The ‘Irish Examiner’ last year published claims about covert surveillance in prisons. A report was made — but will it be published and followed up on, asks Michael Clifford.
Charlie Flanagan has a fistful of nettles on his desk. The justice minister ordered a report into claims that covert surveillance had been conducted in Irish prisons.
The report was duly compiled by Inspector of Prisons Patricia Gilheaney.
And, by all accounts, it contains some unpalatable findings. The report is now being finalised for publication. What to do, Charlie?
Flanagan is obliged to publish the report under section 31 of the Prisons Act, 2007.
He can, however, deem that some or all of the report must be redacted in the interests of the security of the State or the protection of individuals’ constitutional rights.
What remains to be seen is what exactly the minister will do about what has landed on his desk, even if he refuses to share the contents with the public.
Flanagan ordered the report on November 22 last year following the publication in the Irish Examiner of claims made by assistant chief officer David McDonald.
McDonald worked for the operational support group in the Prison Service.
This unit was set up in 2007 in the wake of a controversial phonecall to RTÉ’s Liveline programme from criminal John Daly in his prison cell in Portlaoise.
The unit’s brief was to stop the flow of contraband into prisons, principally, drugs and mobile phones.
McDonald has alleged that within the unit things got a bit out of hand. This, he says, included using illegal surveillance on prison officers.
A small number of these officers were under suspicion for dealing in contraband.
But many others were caught in the net and there was no legal basis for any of the surveillance. He also claimed that the surveillance net caught conversations between solicitors and prisoners.
The fruit of this activity, the allegation goes on, was often passed onto An Garda Síochána.
On November 22, 2018, the Irish Examiner published a story about McDonald’s allegations.
Later that day, Flanagan said an “urgent” inquiry into the matter was required.
This urgency, apparently, only attached once the issue was in the public domain as the minister had been aware of the claims for some time prior to November 22.
In announcing the inquiry, he acknowledged in the Dáil that he had received the affidavit containing the claims on an earlier date.

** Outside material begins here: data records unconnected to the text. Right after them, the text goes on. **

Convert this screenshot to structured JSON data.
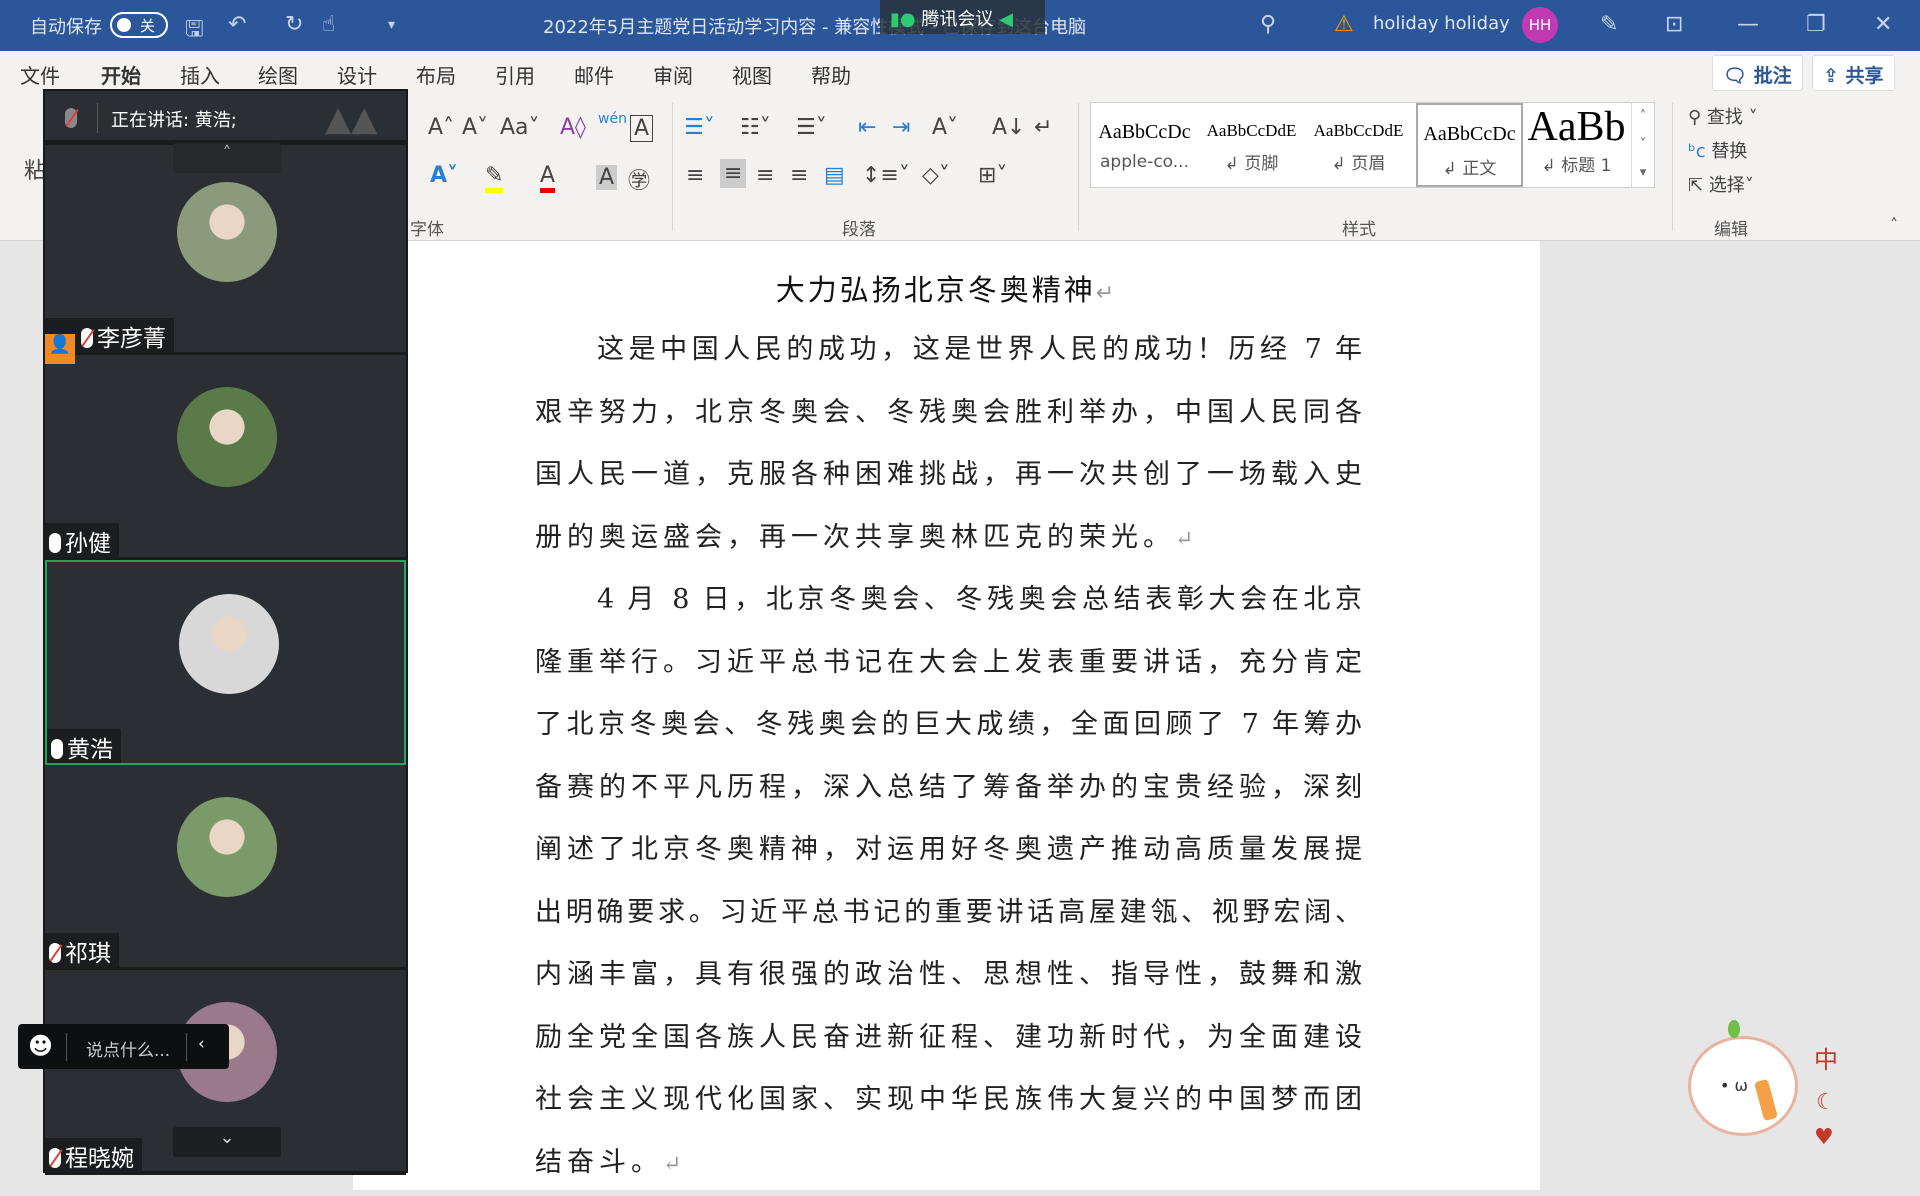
{
  "titlebar": {
    "autosave_label": "自动保存",
    "autosave_state": "关",
    "doc_title": "2022年5月主题党日活动学习内容  -  兼容性模式  -  已保存到这台电脑",
    "user_name": "holiday holiday",
    "user_initials": "HH",
    "tencent_meeting": "腾讯会议"
  },
  "menu": {
    "items": [
      "文件",
      "开始",
      "插入",
      "绘图",
      "设计",
      "布局",
      "引用",
      "邮件",
      "审阅",
      "视图",
      "帮助"
    ],
    "comment": "批注",
    "share": "共享"
  },
  "ribbon": {
    "paste": "粘",
    "font_group": "字体",
    "paragraph_group": "段落",
    "styles_group": "样式",
    "editing_group": "编辑",
    "styles": [
      {
        "sample": "AaBbCcDc",
        "label": "apple-co..."
      },
      {
        "sample": "AaBbCcDdE",
        "label": "↲ 页脚"
      },
      {
        "sample": "AaBbCcDdE",
        "label": "↲ 页眉"
      },
      {
        "sample": "AaBbCcDc",
        "label": "↲ 正文"
      },
      {
        "sample": "AaBb",
        "label": "↲ 标题 1"
      }
    ],
    "find": "查找",
    "replace": "替换",
    "select": "选择"
  },
  "document": {
    "title": "大力弘扬北京冬奥精神",
    "paragraphs": [
      [
        "这是中国人民的成功，这是世界人民的成功！历经 7 年",
        "艰辛努力，北京冬奥会、冬残奥会胜利举办，中国人民同各",
        "国人民一道，克服各种困难挑战，再一次共创了一场载入史",
        "册的奥运盛会，再一次共享奥林匹克的荣光。"
      ],
      [
        "4 月 8 日，北京冬奥会、冬残奥会总结表彰大会在北京",
        "隆重举行。习近平总书记在大会上发表重要讲话，充分肯定",
        "了北京冬奥会、冬残奥会的巨大成绩，全面回顾了 7 年筹办",
        "备赛的不平凡历程，深入总结了筹备举办的宝贵经验，深刻",
        "阐述了北京冬奥精神，对运用好冬奥遗产推动高质量发展提",
        "出明确要求。习近平总书记的重要讲话高屋建瓴、视野宏阔、",
        "内涵丰富，具有很强的政治性、思想性、指导性，鼓舞和激",
        "励全党全国各族人民奋进新征程、建功新时代，为全面建设",
        "社会主义现代化国家、实现中华民族伟大复兴的中国梦而团",
        "结奋斗。"
      ]
    ]
  },
  "meeting": {
    "speaking": "正在讲话: 黄浩;",
    "chat_placeholder": "说点什么...",
    "participants": [
      {
        "name": "李彦菁",
        "muted": true,
        "host": true
      },
      {
        "name": "孙健",
        "muted": false
      },
      {
        "name": "黄浩",
        "muted": false,
        "speaking": true
      },
      {
        "name": "祁琪",
        "muted": true
      },
      {
        "name": "程晓婉",
        "muted": true
      }
    ]
  },
  "mascot": {
    "text": "中"
  }
}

In any event, he appointed the Inspector of Prisons to investigate.
Some reservations were expressed — on these pages and elsewhere — about the appointment of Patricia Gilheaney to the task.
Her office is constrained in certain respects by law. She is not, for instance, mandated to demand the production of documents from the HQ of the Prison Service.
Yet all the indications are that she did a thorough job and has uncovered some shocking evidence of possible illegal activity within the Prison Service.
She presented her report to the minister on March 13, a few weeks after the initial deadline.
Flanagan then referred the matter to the Attorney General whose office has now completed its examination. The report is being finalised for publication, but with large redactions.
One element of McDonald’s claims is that the alleged surveillance was conducted by an outside private investigation firm.
What we do know is that sums of money were paid by the Prison Service to private investigation firms in 2011 and 2012.
This was confirmed to the Public Accounts Committee by the secretary general of the Department of Justice, Adrian O’Driscoll, last February.
In response to a question in the committee on January 17, he subsequently wrote to confirm that one private investigation firm was paid €18,228 in 2011 and 2012, while a second company received €10,774 in 2011.
He was asked whether this money was for fees for conducting surveillance, as McDonald had alleged.
“It is not possible, from the information available, to determine if these payments relate to the surveillance of prison staff,” wrote O’Driscoll.
“However, a copy of the invoices concerned have been forwarded to the Inspector of Prisons as part of her ongoing investigation.”
These payments are expected to feature in Gilheaney’s report. But what if they are connected to any surveillance activity?
That would involve the possible commission of a crime, which would require a Garda investigation.
If, as McDonald also claimed, transcripts of surveillance were passed to the gardaí, would elements within the force come under the microscope of any criminal investigation?
How high up within the force might it have been known that surveillance was carried out within the prison service?
Equally, if a law enforcement investigation were to take place, who exactly within the Prison Service would be investigated?
McDonald said he was acting on orders. But if he was engaged in this activity, who sanctioned it?
If the figures for payment to private security firms are associated with any illegal surveillance did sanction come from management?
It doesn’t follow that management was necessarily aware of what the payment was for, but if not, why not?
And all of that is before the Law Society may loosen its jaws to get stuck in if it is shown that any conversations between solicitors and prisoners were intercepted, particularly if recordings or transcripts were passed on to gardaí.
The final issue is the man who is effectively a whistleblower in this instance. David McDonald has come forward with the allegations.
His motivation for doing so may well be questioned within the Prison Service, but that is always the lot of a whistleblower.
What matters is whether his claims stand up. If they do, what exactly is going to be done?
If his allegations are shown to have substance, yet nothing is done about it, what message does that send to any potential whistleblower intent on highlighting malpractice?
Flanagan has a lot to pick through in the fistful of nettles.